L’athlète de Bromont a même poursuivi le pacte jusqu’aux Jeux olympiques, où il a décroché une médaille d’argent en slopestyle. «Je suis médaillé olympique pour la fin de mes jours, je suis très content de ça. Mais surtout fier de toute l’histoire derrière cette médaille-là, de toutes les heures d’entraînement. Et de la performance la journée même!» Le Québécois avait connu des ennuis lors de ses deux premières descentes, avant de finalement frôler la perfection à sa dernière chance.

L’énergie de la foule

Pendant que la majorité de ses compatriotes ont tourné le dos au big air de Québec cette année, Parrot assure n’avoir jamais remis sa présence en cause. Même si les derniers mois ont été épuisants et fertiles en émotions

 «Aucunement!» lance-t-il, convaincant. «Ça ne m’a jamais passé par la tête. Si j’avais à prendre un repos, je choisirais une autre compétition que celle-là, parce que c’est la seule au Québec. Pour moi, c’est quelque chose à ne pas manquer.»

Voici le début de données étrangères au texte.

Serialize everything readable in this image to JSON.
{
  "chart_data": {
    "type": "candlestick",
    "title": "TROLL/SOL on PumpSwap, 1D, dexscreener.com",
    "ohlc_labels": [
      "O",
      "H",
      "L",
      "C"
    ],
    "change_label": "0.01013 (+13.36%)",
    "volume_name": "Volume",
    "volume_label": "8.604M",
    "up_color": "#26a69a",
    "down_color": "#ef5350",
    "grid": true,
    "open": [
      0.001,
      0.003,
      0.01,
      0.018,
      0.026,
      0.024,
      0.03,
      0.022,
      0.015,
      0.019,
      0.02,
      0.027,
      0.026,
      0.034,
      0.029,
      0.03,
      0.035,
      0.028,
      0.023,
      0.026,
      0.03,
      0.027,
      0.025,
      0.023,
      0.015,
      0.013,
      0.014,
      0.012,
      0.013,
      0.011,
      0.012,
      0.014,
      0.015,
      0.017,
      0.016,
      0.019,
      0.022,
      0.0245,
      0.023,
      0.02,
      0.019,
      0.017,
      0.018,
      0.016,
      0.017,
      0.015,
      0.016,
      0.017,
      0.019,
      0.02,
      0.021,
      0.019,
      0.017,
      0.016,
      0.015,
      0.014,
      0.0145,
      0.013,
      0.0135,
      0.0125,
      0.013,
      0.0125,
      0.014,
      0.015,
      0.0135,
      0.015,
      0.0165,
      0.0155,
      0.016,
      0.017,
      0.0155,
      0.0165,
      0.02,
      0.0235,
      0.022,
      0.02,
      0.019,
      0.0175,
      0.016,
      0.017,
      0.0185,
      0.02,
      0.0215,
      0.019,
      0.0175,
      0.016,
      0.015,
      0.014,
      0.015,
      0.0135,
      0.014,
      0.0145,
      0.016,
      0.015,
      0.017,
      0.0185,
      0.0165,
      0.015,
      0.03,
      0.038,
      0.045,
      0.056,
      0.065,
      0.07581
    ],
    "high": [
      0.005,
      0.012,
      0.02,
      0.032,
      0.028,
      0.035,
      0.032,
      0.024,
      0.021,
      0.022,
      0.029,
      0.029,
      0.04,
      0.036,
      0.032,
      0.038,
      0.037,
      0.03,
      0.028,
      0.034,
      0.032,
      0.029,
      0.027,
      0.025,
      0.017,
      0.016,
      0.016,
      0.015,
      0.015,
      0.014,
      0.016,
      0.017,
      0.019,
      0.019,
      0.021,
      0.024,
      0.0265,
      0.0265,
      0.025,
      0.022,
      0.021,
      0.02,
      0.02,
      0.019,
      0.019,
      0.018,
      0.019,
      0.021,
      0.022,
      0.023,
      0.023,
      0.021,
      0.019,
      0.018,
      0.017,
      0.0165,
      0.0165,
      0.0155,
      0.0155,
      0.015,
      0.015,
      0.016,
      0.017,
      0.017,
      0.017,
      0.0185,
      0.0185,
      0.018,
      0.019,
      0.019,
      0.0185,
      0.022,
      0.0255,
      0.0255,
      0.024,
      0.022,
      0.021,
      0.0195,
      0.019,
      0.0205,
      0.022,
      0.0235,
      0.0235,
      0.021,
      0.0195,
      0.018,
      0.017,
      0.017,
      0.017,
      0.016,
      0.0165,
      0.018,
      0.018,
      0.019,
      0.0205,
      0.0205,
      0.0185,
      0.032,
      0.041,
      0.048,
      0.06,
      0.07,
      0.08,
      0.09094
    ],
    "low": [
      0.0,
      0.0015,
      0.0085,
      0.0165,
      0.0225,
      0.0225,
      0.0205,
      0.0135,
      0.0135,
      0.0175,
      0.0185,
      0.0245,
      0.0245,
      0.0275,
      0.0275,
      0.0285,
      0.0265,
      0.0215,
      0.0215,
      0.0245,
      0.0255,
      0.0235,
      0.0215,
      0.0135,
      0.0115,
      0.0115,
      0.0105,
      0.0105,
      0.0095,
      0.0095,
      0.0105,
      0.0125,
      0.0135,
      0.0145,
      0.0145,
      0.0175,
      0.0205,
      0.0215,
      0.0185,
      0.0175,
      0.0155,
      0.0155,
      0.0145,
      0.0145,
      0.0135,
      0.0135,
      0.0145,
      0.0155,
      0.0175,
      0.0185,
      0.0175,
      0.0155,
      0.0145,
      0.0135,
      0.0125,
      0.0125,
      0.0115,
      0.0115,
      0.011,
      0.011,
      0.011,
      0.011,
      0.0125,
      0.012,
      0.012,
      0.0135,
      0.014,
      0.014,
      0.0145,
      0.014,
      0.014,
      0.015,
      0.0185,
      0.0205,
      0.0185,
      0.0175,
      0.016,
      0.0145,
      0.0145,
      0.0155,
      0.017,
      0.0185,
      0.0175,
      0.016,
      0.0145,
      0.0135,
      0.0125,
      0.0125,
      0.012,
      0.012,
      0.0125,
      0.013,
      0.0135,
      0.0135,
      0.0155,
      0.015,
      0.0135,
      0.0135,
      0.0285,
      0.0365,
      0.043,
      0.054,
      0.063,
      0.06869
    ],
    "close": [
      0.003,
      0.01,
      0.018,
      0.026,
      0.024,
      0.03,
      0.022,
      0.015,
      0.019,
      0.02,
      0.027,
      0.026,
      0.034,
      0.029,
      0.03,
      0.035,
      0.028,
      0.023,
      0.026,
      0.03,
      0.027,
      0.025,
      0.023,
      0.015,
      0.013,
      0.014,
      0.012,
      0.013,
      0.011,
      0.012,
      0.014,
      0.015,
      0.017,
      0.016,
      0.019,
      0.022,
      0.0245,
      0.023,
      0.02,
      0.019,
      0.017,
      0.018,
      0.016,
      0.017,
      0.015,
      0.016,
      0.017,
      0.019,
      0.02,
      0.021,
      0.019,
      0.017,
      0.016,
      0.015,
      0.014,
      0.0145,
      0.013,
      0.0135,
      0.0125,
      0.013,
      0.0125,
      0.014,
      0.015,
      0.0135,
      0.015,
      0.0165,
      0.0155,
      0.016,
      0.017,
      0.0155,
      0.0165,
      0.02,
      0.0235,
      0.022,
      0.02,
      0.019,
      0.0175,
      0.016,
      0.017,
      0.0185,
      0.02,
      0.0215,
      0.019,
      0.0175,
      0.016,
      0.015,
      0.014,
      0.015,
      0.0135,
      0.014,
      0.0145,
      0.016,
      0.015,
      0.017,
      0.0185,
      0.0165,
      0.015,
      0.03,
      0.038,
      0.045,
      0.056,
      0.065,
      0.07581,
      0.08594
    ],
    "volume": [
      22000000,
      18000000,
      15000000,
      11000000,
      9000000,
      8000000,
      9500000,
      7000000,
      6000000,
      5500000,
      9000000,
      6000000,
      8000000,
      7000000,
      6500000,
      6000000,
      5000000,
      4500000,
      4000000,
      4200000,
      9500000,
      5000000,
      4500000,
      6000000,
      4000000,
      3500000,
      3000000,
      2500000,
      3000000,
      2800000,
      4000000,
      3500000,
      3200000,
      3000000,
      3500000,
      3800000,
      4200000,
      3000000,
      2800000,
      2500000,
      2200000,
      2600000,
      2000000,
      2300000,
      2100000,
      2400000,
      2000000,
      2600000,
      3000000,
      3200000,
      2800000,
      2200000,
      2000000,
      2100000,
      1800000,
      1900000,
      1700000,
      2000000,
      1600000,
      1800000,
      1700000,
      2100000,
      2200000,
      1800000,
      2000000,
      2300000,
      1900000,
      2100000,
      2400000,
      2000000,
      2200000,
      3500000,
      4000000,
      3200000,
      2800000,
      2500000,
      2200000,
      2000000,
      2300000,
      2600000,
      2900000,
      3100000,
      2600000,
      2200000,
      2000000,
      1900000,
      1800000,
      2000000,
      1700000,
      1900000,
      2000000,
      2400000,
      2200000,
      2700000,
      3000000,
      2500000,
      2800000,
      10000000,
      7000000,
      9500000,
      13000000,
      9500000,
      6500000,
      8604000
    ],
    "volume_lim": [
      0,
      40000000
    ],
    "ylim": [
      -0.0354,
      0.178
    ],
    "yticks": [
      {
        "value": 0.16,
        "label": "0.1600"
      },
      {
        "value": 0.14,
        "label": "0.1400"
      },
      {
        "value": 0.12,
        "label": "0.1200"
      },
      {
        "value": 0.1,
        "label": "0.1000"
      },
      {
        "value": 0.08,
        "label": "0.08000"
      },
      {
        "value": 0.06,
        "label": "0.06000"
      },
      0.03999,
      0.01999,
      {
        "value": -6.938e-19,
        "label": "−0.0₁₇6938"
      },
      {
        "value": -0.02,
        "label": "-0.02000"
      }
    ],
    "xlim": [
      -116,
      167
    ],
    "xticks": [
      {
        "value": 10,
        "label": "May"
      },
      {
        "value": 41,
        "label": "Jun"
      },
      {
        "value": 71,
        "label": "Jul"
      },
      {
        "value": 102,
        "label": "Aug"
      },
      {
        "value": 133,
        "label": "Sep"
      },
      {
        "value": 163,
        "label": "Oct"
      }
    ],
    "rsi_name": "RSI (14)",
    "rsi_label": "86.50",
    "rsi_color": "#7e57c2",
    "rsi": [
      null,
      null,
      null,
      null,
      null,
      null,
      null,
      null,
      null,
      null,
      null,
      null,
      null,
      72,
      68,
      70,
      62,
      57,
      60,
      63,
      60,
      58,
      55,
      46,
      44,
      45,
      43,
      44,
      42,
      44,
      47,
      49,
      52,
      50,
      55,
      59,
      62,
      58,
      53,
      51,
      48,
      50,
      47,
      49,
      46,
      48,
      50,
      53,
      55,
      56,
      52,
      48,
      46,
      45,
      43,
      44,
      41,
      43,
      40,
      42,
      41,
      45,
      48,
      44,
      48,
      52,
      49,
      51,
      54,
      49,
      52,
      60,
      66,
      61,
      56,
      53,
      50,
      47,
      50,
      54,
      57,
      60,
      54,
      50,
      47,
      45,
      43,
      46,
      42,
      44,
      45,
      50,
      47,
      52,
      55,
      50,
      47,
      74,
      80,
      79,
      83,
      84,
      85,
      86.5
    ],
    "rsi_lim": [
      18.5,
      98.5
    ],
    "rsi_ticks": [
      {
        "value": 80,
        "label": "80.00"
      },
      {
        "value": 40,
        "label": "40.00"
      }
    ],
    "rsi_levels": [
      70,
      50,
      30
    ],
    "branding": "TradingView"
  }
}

Contrairement à sa collègue Laurie Blouin, qui ne cache pas peiner à gérer le stress de sauter à la maison, Parrot semble se nourrir de l’énergie de la foule. Vainqueur dans le froid sibérien en 2016, il a aussi décroché une deuxième place l’an dernier, derrière son ami Mark McMorris.

Favori pour l’emporter en finale samedi soir, Parrot effectuera ses premiers sauts de la compétition vendredi, à partir de 11h30, lors des qualifications. Un peu moins de 30 athlètes sont en lice chez les messieurs.